Wednesday, June 26, 2013

Conflict between DOMA case and Prop. 8 Case Could Cause Problems

Hollingsworth v. Perry and United States v. Windsor came out today to eager and anxious audiences.  Let us not celebrate too effusively about those two same-sex-marriage cases, because there is a problem here that will spark more costly and socially painful litigation. 

DOMA was declared unconstitutional because it invades states' rights about the definition of marriage, an inherently state prerogative: it is a celebration of federalism, implicating values of the full faith and credit clause and the 10th Amendment.

Due to justiciable standing issues, the Prop. 8 case was allowed to stand on the ruling below that proscriptions against "marriage," where the same social/contractual rights can be enjoyed by same sex couples without them being able to enjoy the use of the term "marriage," violates equal protection [on the lowest standard of all, rational basis]. It really is, on the substance, a word usage issue, not a substantive civil rights issue. 

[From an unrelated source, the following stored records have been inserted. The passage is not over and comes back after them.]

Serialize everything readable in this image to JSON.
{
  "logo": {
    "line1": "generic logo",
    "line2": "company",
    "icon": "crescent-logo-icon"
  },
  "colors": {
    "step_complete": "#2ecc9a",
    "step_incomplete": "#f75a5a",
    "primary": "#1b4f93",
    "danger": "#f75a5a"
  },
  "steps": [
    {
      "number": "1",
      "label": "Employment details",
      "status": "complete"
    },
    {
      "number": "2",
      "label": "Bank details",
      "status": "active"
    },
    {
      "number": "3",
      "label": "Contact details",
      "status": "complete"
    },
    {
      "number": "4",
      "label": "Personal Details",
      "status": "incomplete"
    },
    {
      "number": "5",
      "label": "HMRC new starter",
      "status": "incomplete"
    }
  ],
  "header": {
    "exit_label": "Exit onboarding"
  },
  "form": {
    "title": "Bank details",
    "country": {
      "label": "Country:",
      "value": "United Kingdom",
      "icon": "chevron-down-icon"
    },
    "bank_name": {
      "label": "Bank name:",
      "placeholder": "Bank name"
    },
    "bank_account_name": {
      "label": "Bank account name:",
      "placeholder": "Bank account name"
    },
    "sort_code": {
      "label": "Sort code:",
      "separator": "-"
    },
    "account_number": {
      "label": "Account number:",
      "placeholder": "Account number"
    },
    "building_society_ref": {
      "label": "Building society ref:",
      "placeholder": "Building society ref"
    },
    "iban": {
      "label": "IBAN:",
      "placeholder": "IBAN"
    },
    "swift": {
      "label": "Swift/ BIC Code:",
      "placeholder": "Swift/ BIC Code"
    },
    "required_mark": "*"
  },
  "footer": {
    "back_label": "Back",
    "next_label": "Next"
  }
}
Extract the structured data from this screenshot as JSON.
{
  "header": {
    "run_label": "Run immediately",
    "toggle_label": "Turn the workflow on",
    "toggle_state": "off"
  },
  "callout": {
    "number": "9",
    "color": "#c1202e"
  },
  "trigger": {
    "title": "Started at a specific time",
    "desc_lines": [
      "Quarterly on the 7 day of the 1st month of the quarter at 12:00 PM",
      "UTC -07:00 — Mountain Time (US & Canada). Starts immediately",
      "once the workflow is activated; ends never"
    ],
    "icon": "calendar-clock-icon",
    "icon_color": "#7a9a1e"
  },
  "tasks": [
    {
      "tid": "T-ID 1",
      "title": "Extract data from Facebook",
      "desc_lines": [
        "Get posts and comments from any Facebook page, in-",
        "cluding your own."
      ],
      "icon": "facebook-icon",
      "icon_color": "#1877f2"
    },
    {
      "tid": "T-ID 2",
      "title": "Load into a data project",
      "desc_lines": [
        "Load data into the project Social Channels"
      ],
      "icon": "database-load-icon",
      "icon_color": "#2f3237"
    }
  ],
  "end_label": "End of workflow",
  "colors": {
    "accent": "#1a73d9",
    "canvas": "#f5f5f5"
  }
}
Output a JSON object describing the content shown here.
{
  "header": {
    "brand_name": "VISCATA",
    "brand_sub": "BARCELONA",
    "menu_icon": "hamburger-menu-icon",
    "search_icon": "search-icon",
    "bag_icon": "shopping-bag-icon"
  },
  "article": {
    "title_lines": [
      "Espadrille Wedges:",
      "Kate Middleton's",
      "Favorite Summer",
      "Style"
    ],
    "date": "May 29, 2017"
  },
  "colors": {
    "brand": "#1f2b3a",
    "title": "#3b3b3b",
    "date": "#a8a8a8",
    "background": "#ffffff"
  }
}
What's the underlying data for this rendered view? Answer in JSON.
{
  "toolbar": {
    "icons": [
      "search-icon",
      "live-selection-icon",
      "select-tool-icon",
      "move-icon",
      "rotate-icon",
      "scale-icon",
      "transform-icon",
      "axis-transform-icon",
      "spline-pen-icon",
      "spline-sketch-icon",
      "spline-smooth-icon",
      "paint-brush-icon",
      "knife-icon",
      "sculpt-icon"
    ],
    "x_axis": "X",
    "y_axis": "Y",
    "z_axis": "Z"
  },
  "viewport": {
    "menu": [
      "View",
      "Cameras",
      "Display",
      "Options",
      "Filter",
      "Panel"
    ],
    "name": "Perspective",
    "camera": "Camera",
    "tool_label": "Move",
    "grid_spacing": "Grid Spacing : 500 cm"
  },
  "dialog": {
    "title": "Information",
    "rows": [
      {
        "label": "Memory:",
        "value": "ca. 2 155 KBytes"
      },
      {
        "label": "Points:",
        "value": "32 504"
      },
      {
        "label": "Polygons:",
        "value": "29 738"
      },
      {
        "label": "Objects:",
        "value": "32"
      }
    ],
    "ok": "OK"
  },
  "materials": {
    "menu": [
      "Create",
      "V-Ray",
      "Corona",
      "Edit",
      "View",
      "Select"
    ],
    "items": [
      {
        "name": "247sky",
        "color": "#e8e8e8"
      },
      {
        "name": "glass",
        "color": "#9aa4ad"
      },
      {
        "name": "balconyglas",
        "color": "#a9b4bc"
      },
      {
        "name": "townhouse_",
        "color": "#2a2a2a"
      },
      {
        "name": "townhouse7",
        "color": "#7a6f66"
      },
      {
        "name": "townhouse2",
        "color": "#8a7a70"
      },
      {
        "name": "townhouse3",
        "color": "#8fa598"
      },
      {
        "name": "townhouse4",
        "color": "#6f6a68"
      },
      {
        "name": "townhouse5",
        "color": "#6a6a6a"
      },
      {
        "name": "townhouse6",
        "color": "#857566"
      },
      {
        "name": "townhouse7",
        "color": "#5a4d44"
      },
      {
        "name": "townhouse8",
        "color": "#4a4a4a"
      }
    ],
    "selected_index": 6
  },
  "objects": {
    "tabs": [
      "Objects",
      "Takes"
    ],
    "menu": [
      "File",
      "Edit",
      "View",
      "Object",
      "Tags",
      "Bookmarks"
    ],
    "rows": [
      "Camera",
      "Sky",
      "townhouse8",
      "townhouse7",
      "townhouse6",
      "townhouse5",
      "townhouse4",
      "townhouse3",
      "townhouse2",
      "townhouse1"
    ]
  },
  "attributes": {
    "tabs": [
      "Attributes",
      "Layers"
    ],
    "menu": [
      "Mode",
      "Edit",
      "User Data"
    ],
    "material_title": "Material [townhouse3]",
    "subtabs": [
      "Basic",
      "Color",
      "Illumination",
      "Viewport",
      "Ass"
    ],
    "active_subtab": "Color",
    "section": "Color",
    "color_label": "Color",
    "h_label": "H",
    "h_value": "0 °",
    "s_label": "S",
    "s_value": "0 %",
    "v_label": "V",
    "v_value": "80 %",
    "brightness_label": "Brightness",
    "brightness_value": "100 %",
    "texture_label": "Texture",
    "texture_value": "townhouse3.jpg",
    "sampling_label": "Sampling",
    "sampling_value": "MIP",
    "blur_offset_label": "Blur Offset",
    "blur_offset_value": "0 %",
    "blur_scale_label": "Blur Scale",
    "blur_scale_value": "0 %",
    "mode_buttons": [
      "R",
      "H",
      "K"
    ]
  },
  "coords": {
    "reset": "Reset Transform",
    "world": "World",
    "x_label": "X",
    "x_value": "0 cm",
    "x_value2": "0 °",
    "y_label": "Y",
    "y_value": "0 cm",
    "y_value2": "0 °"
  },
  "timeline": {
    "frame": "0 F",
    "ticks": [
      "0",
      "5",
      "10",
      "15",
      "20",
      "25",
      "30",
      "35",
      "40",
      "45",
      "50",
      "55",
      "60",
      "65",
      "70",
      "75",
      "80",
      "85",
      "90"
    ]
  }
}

So there's the problem - if the subject is one of equal protection, then the states cannot decide the policy and practice; if the states can decide the policy and practice, then equal protection is not involved!  So, which is it - does the issue sound in E/P or federalism?  It cannot be both - they are mutually contradictory.

There will be much litigation coming out of these constitutionally inconsistent cases, and one can imagine Scalia grinning in the background [much as Marshall must have been when he penned Marbury v. Madison] when these cases were being discussed, and when he read aloud his dissent in the DOMA case.